The Multiplicity of Money
Hiroo Yamagata (Translator)
People often mistake economics for some kind of monetary science, but it’s not. Even most main stream economists are clueless as to why and how money actually influences economic activity. Take the various esteemed academics who continue to oppose the policies just realized by “Abenomics,” which is to say, the idea that if the Bank of Japan adamantly continues massive credit easing, economic recovery will result. The whole spectacle has been an object lesson which only serves to highlight the fact that many economists indeed do not understand the function of money well at all.
John Maynard Keynes was the first to think it through and state it as a theory. To summarize, his idea was that that if money doesn’t circulate in the market, then people won’t be able to purchase because: No suppy, no demand. No matter how many products are out there, without the cash available to buy them, the economy doesn’t work.
This begs the question, how could such a thing as a cash shortage happen? The quick answer is that this is because money not only functions to transmit value through purchases, but it also functions to accrue value. More plainly: One can use money for trade, but one can also keep it in the mattress. When savings increase, money for exchange decreases, thus economic activity stagnates. That’s Keynes. Therefore, increasing money supply should activate trading. Kind of hard to miss, unless one is fixated on just the trade aspect of its value.
Of course there are also those who pay too much attention to money’s function of accruing value.
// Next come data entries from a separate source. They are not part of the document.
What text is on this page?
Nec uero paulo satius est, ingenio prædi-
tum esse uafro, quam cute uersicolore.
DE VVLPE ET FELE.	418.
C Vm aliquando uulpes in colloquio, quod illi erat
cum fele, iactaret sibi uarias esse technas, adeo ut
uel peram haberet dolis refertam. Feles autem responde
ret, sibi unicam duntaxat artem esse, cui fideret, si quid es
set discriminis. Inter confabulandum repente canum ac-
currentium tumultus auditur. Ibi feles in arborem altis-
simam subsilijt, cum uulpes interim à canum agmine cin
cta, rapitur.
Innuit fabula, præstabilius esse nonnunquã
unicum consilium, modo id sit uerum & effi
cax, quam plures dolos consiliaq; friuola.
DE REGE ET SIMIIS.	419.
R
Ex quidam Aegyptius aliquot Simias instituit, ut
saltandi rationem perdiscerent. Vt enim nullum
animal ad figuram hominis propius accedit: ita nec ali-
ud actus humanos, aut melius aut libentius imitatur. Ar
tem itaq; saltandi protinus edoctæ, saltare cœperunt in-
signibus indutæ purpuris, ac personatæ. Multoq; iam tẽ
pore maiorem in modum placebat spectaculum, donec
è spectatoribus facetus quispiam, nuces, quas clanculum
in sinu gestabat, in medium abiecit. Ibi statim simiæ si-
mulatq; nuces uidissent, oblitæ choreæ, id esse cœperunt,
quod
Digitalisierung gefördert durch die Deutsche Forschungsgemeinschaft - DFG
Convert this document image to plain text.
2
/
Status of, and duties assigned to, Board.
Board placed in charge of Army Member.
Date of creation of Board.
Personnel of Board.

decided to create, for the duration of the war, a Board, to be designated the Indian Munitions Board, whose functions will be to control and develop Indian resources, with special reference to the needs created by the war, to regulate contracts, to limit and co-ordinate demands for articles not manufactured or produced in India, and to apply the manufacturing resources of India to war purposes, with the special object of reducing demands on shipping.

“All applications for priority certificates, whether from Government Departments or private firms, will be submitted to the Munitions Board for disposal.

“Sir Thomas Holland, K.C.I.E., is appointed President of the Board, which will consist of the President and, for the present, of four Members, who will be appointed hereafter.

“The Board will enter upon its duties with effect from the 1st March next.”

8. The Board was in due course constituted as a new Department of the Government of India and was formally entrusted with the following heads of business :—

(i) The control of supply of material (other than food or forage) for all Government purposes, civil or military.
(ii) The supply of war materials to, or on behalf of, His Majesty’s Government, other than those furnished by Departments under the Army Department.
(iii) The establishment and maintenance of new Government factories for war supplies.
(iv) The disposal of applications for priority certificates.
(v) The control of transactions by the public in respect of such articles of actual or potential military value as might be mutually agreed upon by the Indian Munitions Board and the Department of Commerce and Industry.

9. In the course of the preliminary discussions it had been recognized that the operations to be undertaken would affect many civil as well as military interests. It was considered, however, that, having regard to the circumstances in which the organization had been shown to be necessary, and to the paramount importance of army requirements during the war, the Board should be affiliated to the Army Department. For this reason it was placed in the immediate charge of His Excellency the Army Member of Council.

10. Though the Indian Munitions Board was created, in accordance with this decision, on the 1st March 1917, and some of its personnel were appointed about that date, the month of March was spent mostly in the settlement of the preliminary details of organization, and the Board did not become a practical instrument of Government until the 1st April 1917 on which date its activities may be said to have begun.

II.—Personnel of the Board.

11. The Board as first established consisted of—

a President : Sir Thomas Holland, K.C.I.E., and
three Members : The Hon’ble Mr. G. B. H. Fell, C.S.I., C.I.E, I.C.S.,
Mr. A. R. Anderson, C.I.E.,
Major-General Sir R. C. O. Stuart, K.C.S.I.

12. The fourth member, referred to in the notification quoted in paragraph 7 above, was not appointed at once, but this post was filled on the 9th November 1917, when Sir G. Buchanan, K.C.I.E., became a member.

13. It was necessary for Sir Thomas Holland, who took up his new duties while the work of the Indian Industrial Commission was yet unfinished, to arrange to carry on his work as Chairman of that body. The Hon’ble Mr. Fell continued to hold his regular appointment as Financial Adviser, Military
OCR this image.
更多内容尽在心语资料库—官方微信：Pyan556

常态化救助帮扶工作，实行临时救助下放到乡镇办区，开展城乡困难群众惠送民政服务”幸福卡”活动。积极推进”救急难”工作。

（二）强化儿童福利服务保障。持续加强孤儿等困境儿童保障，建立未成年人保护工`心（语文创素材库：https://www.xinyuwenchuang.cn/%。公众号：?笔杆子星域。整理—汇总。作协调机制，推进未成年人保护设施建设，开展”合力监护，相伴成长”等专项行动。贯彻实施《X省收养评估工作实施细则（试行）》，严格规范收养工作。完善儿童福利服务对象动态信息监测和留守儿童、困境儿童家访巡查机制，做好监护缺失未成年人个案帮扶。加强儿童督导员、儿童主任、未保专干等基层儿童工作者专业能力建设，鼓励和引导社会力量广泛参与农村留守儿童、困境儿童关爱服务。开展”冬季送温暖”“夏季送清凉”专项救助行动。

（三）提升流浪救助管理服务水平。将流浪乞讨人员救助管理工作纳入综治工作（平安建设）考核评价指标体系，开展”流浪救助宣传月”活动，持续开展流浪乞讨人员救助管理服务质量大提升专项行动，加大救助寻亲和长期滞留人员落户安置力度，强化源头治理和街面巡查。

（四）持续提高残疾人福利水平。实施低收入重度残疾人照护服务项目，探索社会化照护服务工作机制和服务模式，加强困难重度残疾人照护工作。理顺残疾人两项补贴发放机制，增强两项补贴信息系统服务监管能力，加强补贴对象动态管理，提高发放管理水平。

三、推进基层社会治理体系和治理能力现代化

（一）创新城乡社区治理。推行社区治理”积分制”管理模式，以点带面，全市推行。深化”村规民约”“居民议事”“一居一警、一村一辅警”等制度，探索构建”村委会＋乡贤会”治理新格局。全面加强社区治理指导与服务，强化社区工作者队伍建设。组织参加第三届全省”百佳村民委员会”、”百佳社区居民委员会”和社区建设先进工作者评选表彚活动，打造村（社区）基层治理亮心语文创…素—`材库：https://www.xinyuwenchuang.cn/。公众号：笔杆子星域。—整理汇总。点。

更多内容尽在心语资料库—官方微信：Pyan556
This is where so many socialists mistook money as the cause of social disparity and class… and the origin of all evil… and thereby extrapolated that if money could be destroyed then an utopian equilibrium would “return.” Mao Tse-tung and Che Guevarra both demanded the demolition of money. Cambodia’s Pol Pot’s government actually achieved it. But that also meant killing the other function of money, its function as a trade catalyst, and thus resulted in destroying economic life.
To review. One one side money is a tool for trading. On another it’s a method for conserving value. The mystery of money lies in this two-sidedness.
Ken Suzuki’s “The Smooth society and its enemies”, has received a certain amount of attention recently. The book insinuates an even bigger role for money: That it is retains traces of its exchange flows.
I get the argument. But personally I think that the functions of money are already complicated enough. I’d rather think in terms of reducing the definitions of its functions. The idea would be to ask if it were not possible to isolate money’s function only as a tool for trading, and disregard its other functions including value retention?
If that could work then we wouldn’t have the kind of recessive framework we have today… still, having said this, I know that this thought experiment is unlikely to actually work. Maybe we’re simply inexorably bound to the money curse. On the other hand, what’s the harm in stopping burdening money with so many meanings. Why not just stop having beliefs or illusions about it, for better or worse, and just understand it as the tool that it is, and drop this whole nonsense about capitalism. You may say I’m a schemer. But I’m not the only one.